All three conditions must be satisfied.
"3. Provided the Claimant was in occupation of the land taken, and therefore was disturbed from possession in consequence of the compulsory acquisition by the Department, then I am of the opinion that some if not all the costs of reinstatement may be recoverable as disturbance compensation... It is now perfectly clear since the House of Lords decision in Hughes v Doncaster Metropolitan Borough Council ...that the claimant's claim for compensation is but one claim for all those losses which flow from a compulsory acquisition of which the value of the land taken and any injury to retained land is but part of the compensation claim. Accordingly a Claimant will only be adequately compensated if he recovers the cost of such reinstatement as he carries out in consequence of the acquisition...
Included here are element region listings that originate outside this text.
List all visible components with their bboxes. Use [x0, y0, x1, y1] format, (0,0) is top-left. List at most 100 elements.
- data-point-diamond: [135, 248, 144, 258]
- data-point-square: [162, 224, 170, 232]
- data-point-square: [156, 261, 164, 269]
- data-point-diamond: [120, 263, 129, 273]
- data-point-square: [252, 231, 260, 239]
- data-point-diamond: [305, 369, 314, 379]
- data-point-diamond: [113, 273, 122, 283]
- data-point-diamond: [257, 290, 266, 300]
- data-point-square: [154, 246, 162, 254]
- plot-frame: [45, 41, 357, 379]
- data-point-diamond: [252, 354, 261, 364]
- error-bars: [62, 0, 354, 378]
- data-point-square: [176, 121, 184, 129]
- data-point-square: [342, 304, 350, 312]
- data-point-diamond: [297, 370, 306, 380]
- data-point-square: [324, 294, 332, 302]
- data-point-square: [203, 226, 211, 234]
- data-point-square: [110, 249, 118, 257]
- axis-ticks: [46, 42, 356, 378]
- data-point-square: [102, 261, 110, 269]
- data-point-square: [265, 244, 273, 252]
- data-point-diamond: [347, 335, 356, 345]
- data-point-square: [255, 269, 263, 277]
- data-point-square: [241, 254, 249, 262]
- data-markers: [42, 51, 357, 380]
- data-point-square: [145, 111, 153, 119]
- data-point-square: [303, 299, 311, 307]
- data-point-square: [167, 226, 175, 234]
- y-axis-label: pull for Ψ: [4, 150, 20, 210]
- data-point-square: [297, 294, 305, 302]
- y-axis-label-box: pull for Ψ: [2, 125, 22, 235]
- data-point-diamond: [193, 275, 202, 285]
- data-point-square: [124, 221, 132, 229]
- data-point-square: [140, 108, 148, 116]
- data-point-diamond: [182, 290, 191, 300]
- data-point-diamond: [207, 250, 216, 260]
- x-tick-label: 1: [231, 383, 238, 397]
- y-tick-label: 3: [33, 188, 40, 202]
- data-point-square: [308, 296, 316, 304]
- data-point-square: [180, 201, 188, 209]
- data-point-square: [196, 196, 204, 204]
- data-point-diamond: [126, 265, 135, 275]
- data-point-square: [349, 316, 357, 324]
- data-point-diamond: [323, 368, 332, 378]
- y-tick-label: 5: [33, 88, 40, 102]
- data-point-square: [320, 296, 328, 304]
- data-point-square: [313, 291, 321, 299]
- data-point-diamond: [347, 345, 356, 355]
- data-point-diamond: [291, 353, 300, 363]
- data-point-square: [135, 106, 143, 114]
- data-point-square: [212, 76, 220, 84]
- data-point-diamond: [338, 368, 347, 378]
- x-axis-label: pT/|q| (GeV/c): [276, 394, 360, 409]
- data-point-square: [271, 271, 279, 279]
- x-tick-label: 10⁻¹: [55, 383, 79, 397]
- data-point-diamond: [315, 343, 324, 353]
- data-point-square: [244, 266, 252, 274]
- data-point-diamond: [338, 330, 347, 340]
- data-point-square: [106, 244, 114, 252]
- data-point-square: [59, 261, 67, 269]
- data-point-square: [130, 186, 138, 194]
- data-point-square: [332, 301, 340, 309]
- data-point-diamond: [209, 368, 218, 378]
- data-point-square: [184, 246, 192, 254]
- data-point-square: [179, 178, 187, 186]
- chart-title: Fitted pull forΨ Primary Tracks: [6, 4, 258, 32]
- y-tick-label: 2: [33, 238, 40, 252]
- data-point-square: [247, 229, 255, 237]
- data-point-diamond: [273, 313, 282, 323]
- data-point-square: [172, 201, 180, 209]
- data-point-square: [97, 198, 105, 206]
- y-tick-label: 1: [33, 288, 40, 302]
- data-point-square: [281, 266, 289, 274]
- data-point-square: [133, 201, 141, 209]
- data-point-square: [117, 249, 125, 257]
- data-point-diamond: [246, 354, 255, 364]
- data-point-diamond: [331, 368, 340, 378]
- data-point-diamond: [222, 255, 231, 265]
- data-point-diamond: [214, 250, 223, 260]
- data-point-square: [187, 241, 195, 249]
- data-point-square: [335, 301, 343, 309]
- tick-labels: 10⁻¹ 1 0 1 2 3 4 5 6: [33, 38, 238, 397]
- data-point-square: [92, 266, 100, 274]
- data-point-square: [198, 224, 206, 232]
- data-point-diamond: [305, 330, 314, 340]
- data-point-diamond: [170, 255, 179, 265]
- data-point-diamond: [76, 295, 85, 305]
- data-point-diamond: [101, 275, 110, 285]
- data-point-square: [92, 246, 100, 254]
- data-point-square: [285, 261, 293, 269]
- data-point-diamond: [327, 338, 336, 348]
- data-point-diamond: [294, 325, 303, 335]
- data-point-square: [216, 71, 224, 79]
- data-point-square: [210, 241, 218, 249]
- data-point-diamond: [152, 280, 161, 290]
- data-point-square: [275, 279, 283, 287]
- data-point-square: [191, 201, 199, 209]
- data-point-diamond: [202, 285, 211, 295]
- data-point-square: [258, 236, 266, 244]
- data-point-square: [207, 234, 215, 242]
4. ...It seems to me that if the owner does incur costs in reinstating a shed, hardstanding, water supply and septic tank, such costs are not too remote and reasonably flow from the compulsory acquisition. ... It is important to note that the Lands Tribunal have never applied a strict rule that the market value approach applies to the value of fixtures which are part of the land. [Wilson v Minister of Transport] shows, and this is now consistent with the Hughes case, if fixtures are taken as part of land taken and their value is not reflected in the market value of the land taken, and reinstatement of those fixtures elsewhere on land retained is reasonable, then the cost of that reinstatement (less for dilapidations and improvement) is normally allowed."